第12章 変わらぬ愛をあなたに誓う
「…あの、私の話…わかってくれたんですよね?」
「うむ!ナオは酒に弱い。そして酔うと警戒心が薄くなる。それ故人前ではあまり飲まない。という話だろう?」
「あ…はい。その通りです」
杏寿郎さんはまた、グイッお猪口を飲み干し、再び徳利から注ぐ。
「ならばなんの問題もないだろう?今この場にいるのは俺と君の2人。何を警戒する必要がある?」
「…まぁ…確かにそうなんですけど…」
「それとも、その見ず知らずの男の前では酔えて、俺の前では酔えないとでも…?」
スゥッと細められる杏寿郎さんの目に、私の胸はドキッと音を立てる。何度も言うが、私は杏寿郎さんのその目に弱い。
「…そんなことは……ありません…けど…」
杏寿郎さんと出会う前の出来事に、そんな嫉妬しなくても、と内心思った。
「それにだ!自分の限界というものを知るのも大切だ!ここは旅館であり、すぐ寝れる!片付けも必要最低限で良い!帰りは電車!なんの心配もないだろう?」
そう言ってニコリと微笑む杏寿郎さんは、もう私を酔わせる気満々だ。
「…わかり…ました」
私は目の前に鎮座するお猪口を手に取り
「杏寿郎さん…私がどうなっても…責任とってくださいね…?」
「うむ!臨む所だ!」
杏寿郎さんのその返事を聞いた私は、
グイッ
とお猪口に注がれたお酒を一気に飲み干した。
フワッと香ったのは、イチゴの様に甘酸っぱく、日本酒とは思えない口当たりのいい味。今までで口にしたことのあるお酒とは比べ物にならない程、それは美味しいと感じた。

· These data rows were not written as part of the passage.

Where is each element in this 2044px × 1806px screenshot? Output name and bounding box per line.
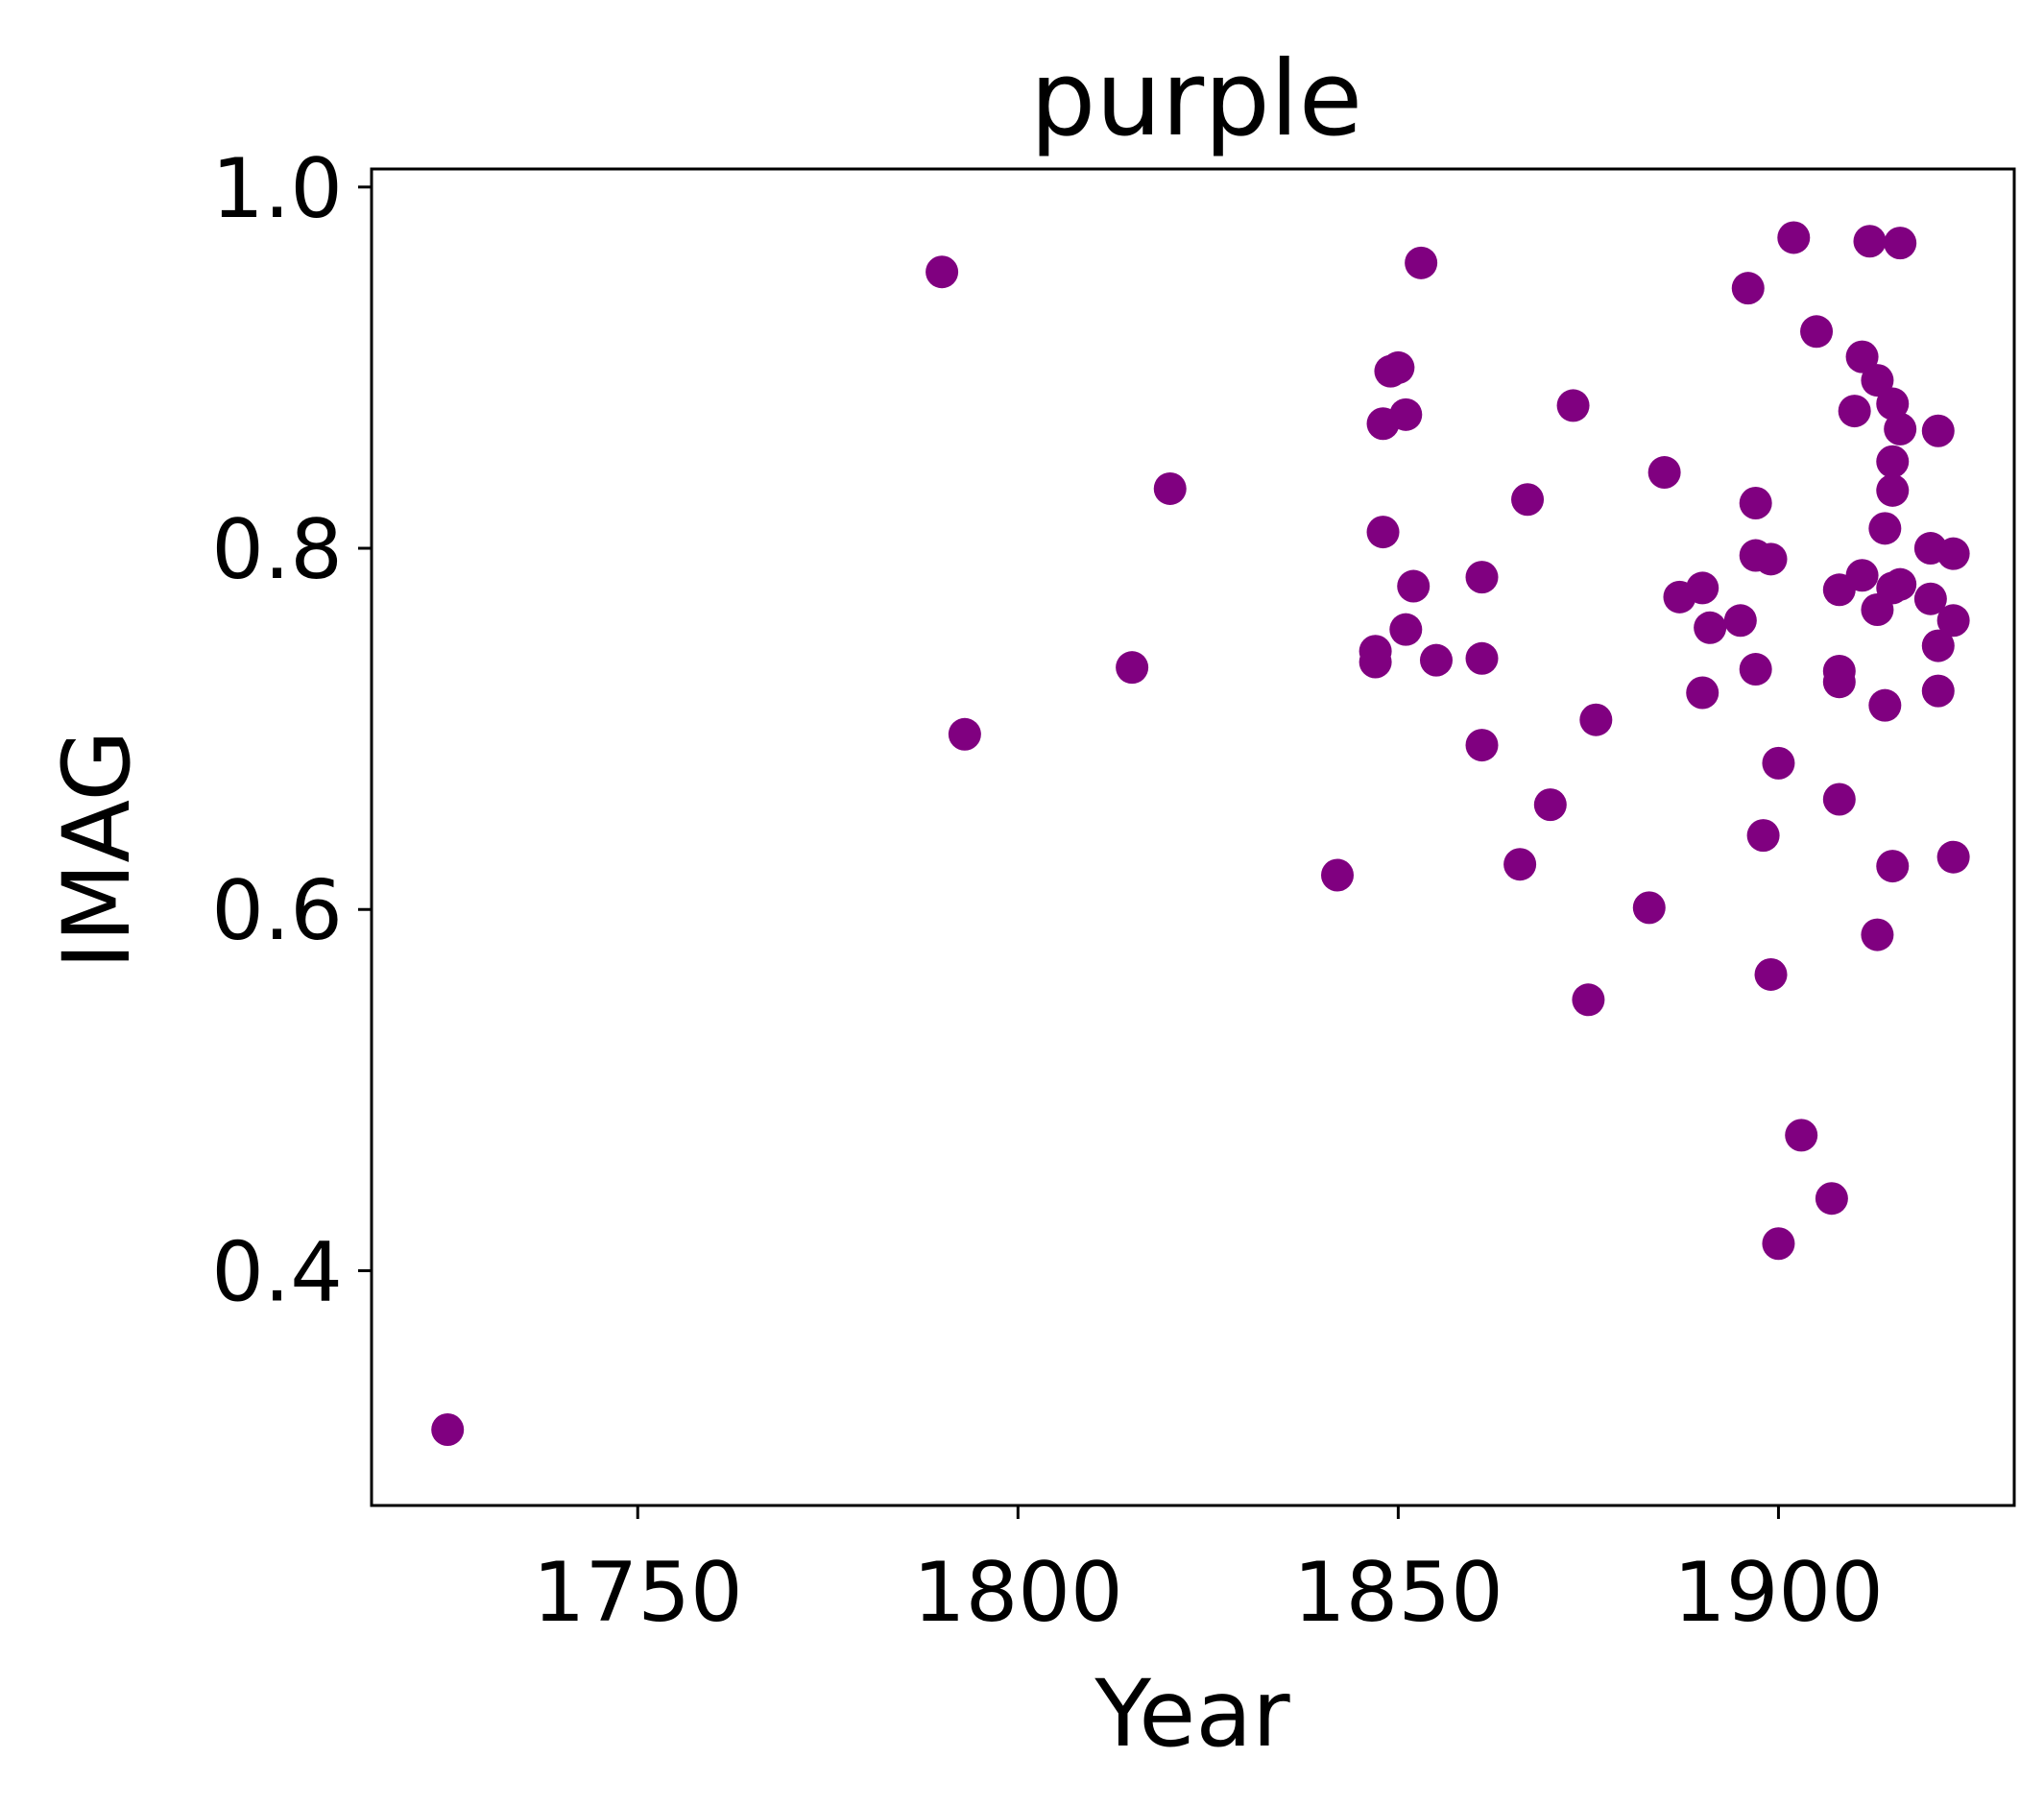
data-point	[926, 255, 959, 289]
data-point	[1739, 487, 1772, 519]
x-tick-label: 1900	[1673, 1545, 1884, 1641]
data-point	[1822, 783, 1856, 816]
y-axis-label: IMAG	[43, 730, 151, 970]
data-point	[1762, 1227, 1795, 1261]
y-tick-label: 0.6	[211, 863, 343, 959]
x-axis-label: Year	[1094, 1660, 1290, 1768]
data-point	[1815, 1182, 1848, 1216]
data-point	[1785, 1119, 1818, 1152]
data-point	[1731, 272, 1765, 305]
data-point	[1632, 891, 1666, 925]
data-point	[431, 1412, 465, 1446]
data-point	[1465, 641, 1499, 675]
data-point	[1861, 918, 1894, 951]
data-point	[1359, 645, 1392, 679]
data-point	[1884, 227, 1917, 260]
data-point	[1465, 561, 1499, 594]
chart-title: purple	[1030, 39, 1362, 159]
data-point	[1921, 674, 1955, 708]
data-point	[1845, 340, 1879, 373]
data-point	[1868, 512, 1902, 545]
data-point	[1777, 221, 1811, 254]
data-point	[1853, 225, 1887, 258]
data-point	[1503, 848, 1537, 881]
data-point	[1861, 364, 1894, 397]
data-point	[1419, 643, 1453, 677]
data-point	[1936, 840, 1970, 874]
data-point	[1739, 653, 1772, 686]
plot-area-frame	[370, 167, 2016, 1507]
data-point	[1921, 629, 1955, 662]
data-point	[1746, 819, 1780, 853]
data-point	[1397, 569, 1431, 603]
x-axis: 1750 1800 1850 1900	[533, 1505, 1884, 1641]
data-point	[1465, 729, 1499, 762]
data-point	[1876, 387, 1910, 421]
data-point	[1921, 414, 1955, 447]
y-axis: 0.4 0.6 0.8 1.0	[211, 141, 372, 1320]
data-point	[1511, 483, 1545, 517]
data-point	[1686, 571, 1719, 605]
data-point	[1723, 604, 1757, 638]
data-point	[1913, 582, 1947, 615]
data-point	[1116, 651, 1149, 685]
points-layer	[431, 221, 1970, 1446]
data-point	[1822, 665, 1856, 699]
data-point	[1936, 604, 1970, 638]
data-point	[1876, 473, 1910, 507]
data-point	[1321, 858, 1355, 892]
x-tick-label: 1750	[533, 1545, 743, 1641]
y-tick-label: 0.4	[211, 1224, 343, 1320]
data-point	[1936, 537, 1970, 570]
x-tick-label: 1800	[913, 1545, 1123, 1641]
data-point	[1754, 957, 1788, 991]
data-point	[1754, 542, 1788, 576]
data-point	[1389, 613, 1423, 646]
data-point	[1845, 559, 1879, 592]
y-tick-label: 0.8	[211, 502, 343, 598]
data-point	[1686, 676, 1719, 710]
data-point	[1884, 412, 1917, 445]
data-point	[1868, 688, 1902, 722]
data-point	[1556, 389, 1590, 422]
data-point	[1800, 315, 1834, 349]
y-tick-label: 1.0	[211, 141, 343, 237]
data-point	[1579, 703, 1613, 736]
data-point	[1876, 850, 1910, 883]
data-point	[1389, 397, 1423, 431]
data-point	[1533, 788, 1567, 822]
data-point	[1382, 350, 1415, 384]
data-point	[1647, 456, 1681, 490]
data-point	[1838, 395, 1871, 428]
data-point	[1884, 567, 1917, 601]
data-point	[948, 717, 981, 751]
data-point	[1572, 983, 1605, 1017]
x-tick-label: 1850	[1293, 1545, 1503, 1641]
data-point	[1366, 516, 1400, 549]
data-point	[1694, 611, 1727, 644]
data-point	[1876, 445, 1910, 478]
data-point	[1153, 471, 1187, 505]
data-point	[1762, 746, 1795, 780]
data-point	[1405, 246, 1438, 279]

「…美味しい…!杏寿郎さん!このお酒、とっても美味しいです!」
そう興奮気味に言う私に杏寿郎さんは
「そうか!それは良かった!どれ、もっと飲むと良い」
と言ってお猪口なみなみにお酒を注ぐ。もはやヤケクソ気味の私はそれを咎めることもなく、今度はゆっくりと味わう様にそれ飲んだ。
「良い飲みっぷりだ」
そんな私の様子をニコニコと見ている杏寿郎さん。
「そうですか?もしかしたら私、自分で思っているよりもお酒に弱くないのかもしれません!」
「わはは!それは良かったな」
そう言って笑う杏寿郎さんの目が怪しく細められていた事に、甘酸っぱいお酒の味に夢中になっている私が気付けるはずもない。
私はまんまと杏寿郎さんの仕掛けた罠に嵌まったのだ。